Over at Salon, Glenn LaFantasie describes about a long “American tradition of political violence” going back to the 17th century, and argues that this is the legacy of a nation having been born out of a violent revolution. His argument is a bit circular, since as he notes this political violence existed long before the nation of the United States did, but I still think he makes some interesting points.
David Greenberg argues that "of course" the shooting was political, in the same way that many assassination attempts throughout history have been - because there is "an artificial distinction we routinely draw between political and psychological motives."
But the Secret Service disagrees: NPR’s Morning Edition had a piece today about a 1999 Secret Service study of 83 assassination attempts since 1949, in which researchers interviewed the assassins or would-be assassins. The study reached an interesting conclusion: the common theme among the perpetrators was that they felt invisible and believed that killing a political leader would bring them fame and attention. A psychologist who led the study concluded that “It was very, very rare for the primary motive to be political, though there were a number of attackers who appeared to clothe their motives with some political rhetoric."

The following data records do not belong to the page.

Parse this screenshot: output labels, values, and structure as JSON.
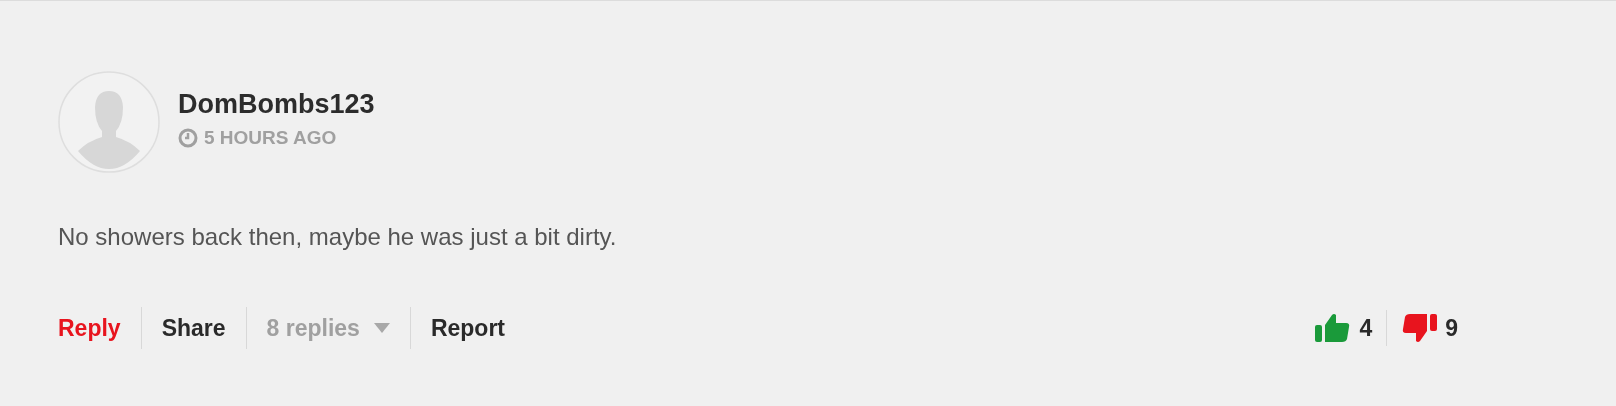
{
  "comment": {
    "author": "DomBombs123",
    "time": "5 HOURS AGO",
    "body": "No showers back then, maybe he was just a bit dirty.",
    "actions": [
      {
        "kind": "reply",
        "label": "Reply"
      },
      {
        "kind": "share",
        "label": "Share"
      },
      {
        "kind": "replies",
        "label": "8 replies"
      },
      {
        "kind": "report",
        "label": "Report"
      }
    ],
    "votes": [
      {
        "kind": "up",
        "count": "4"
      },
      {
        "kind": "down",
        "count": "9"
      }
    ]
  }
}
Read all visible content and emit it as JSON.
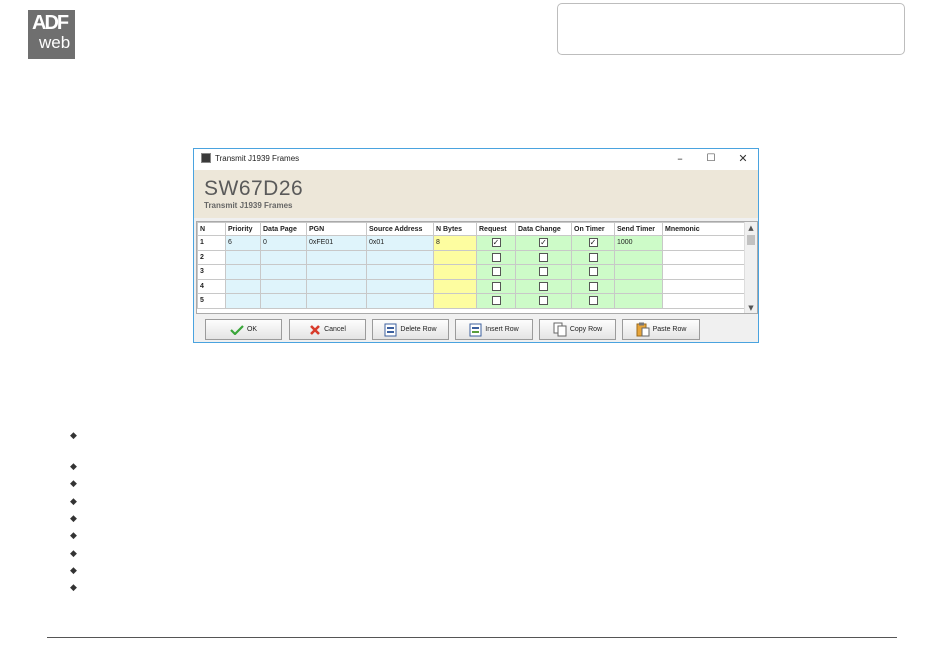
{
  "logo": {
    "line1": "ADF",
    "line2": "web"
  },
  "window": {
    "title": "Transmit J1939 Frames",
    "heading": "SW67D26",
    "subheading": "Transmit J1939 Frames",
    "controls": {
      "minimize": "–",
      "maximize": "☐",
      "close": "✕"
    }
  },
  "table": {
    "headers": [
      "N",
      "Priority",
      "Data Page",
      "PGN",
      "Source Address",
      "N Bytes",
      "Request",
      "Data Change",
      "On Timer",
      "Send Timer",
      "Mnemonic"
    ],
    "rows": [
      {
        "n": "1",
        "priority": "6",
        "data_page": "0",
        "pgn": "0xFE01",
        "source_address": "0x01",
        "n_bytes": "8",
        "request": true,
        "data_change": true,
        "on_timer": true,
        "send_timer": "1000",
        "mnemonic": ""
      },
      {
        "n": "2",
        "priority": "",
        "data_page": "",
        "pgn": "",
        "source_address": "",
        "n_bytes": "",
        "request": false,
        "data_change": false,
        "on_timer": false,
        "send_timer": "",
        "mnemonic": ""
      },
      {
        "n": "3",
        "priority": "",
        "data_page": "",
        "pgn": "",
        "source_address": "",
        "n_bytes": "",
        "request": false,
        "data_change": false,
        "on_timer": false,
        "send_timer": "",
        "mnemonic": ""
      },
      {
        "n": "4",
        "priority": "",
        "data_page": "",
        "pgn": "",
        "source_address": "",
        "n_bytes": "",
        "request": false,
        "data_change": false,
        "on_timer": false,
        "send_timer": "",
        "mnemonic": ""
      },
      {
        "n": "5",
        "priority": "",
        "data_page": "",
        "pgn": "",
        "source_address": "",
        "n_bytes": "",
        "request": false,
        "data_change": false,
        "on_timer": false,
        "send_timer": "",
        "mnemonic": ""
      }
    ]
  },
  "buttons": {
    "ok": "OK",
    "cancel": "Cancel",
    "delete_row": "Delete Row",
    "insert_row": "Insert Row",
    "copy_row": "Copy Row",
    "paste_row": "Paste Row"
  },
  "colors": {
    "blue_cells": "#dff4fb",
    "yellow_cells": "#fdfda0",
    "green_cells": "#cdfbc8",
    "header_band": "#ede7d9",
    "window_border": "#4aa3df"
  }
}
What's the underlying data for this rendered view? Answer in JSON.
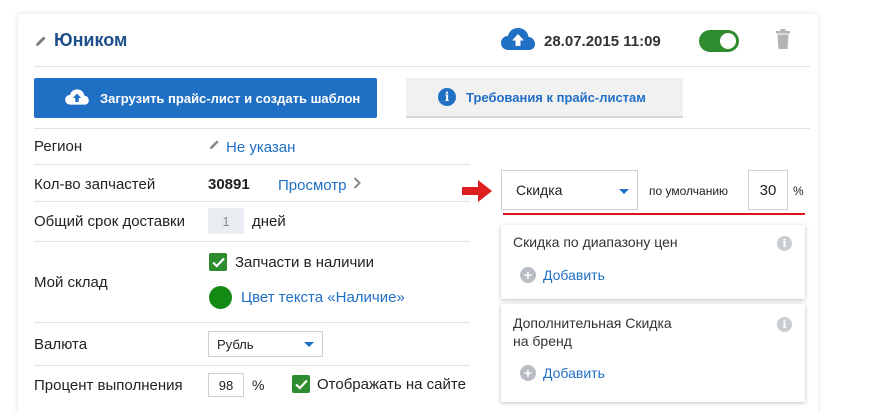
{
  "header": {
    "title": "Юником",
    "date": "28.07.2015 11:09",
    "toggle_on": true
  },
  "buttons": {
    "upload_label": "Загрузить прайс-лист и создать шаблон",
    "requirements_label": "Требования к прайс-листам",
    "info_glyph": "i"
  },
  "fields": {
    "region_label": "Регион",
    "region_value": "Не указан",
    "parts_label": "Кол-во запчастей",
    "parts_count": "30891",
    "parts_view": "Просмотр",
    "delivery_label": "Общий срок доставки",
    "delivery_value": "1",
    "delivery_unit": "дней",
    "warehouse_label": "Мой склад",
    "in_stock_label": "Запчасти в наличии",
    "in_stock_checked": true,
    "text_color_label": "Цвет текста «Наличие»",
    "text_color": "#138a13",
    "currency_label": "Валюта",
    "currency_value": "Рубль",
    "percent_label": "Процент выполнения",
    "percent_value": "98",
    "percent_unit": "%",
    "show_on_site_label": "Отображать на сайте",
    "show_on_site_checked": true
  },
  "discount": {
    "type_value": "Скидка",
    "default_label": "по умолчанию",
    "default_value": "30",
    "unit": "%",
    "panels": [
      {
        "title": "Скидка по диапазону цен",
        "add_label": "Добавить",
        "info_glyph": "i"
      },
      {
        "title_line1": "Дополнительная Скидка",
        "title_line2": "на бренд",
        "add_label": "Добавить",
        "info_glyph": "i"
      }
    ],
    "plus_glyph": "+"
  },
  "colors": {
    "accent": "#1f6fc4",
    "title": "#1f4f8a",
    "toggle": "#2e8b2e",
    "arrow": "#e02020",
    "underline": "#d9141c"
  }
}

And finally, in my head I keep coming back to the words of noted public intellectual Ani DiFranco, who wrote in the wake of the Columbine shootings: “and schoolkids keep trying to teach us / what guns are all about / confuse liberty with weaponry / and watch your kids act it out / and every year now like christmas / some boy gets the milkfed suburban blues / reaches for the available arsenal / and saunters off to make the news / and the women in the middle / are learning what poor women have always known / that the edge is closer than you think / when the men bring the guns home.”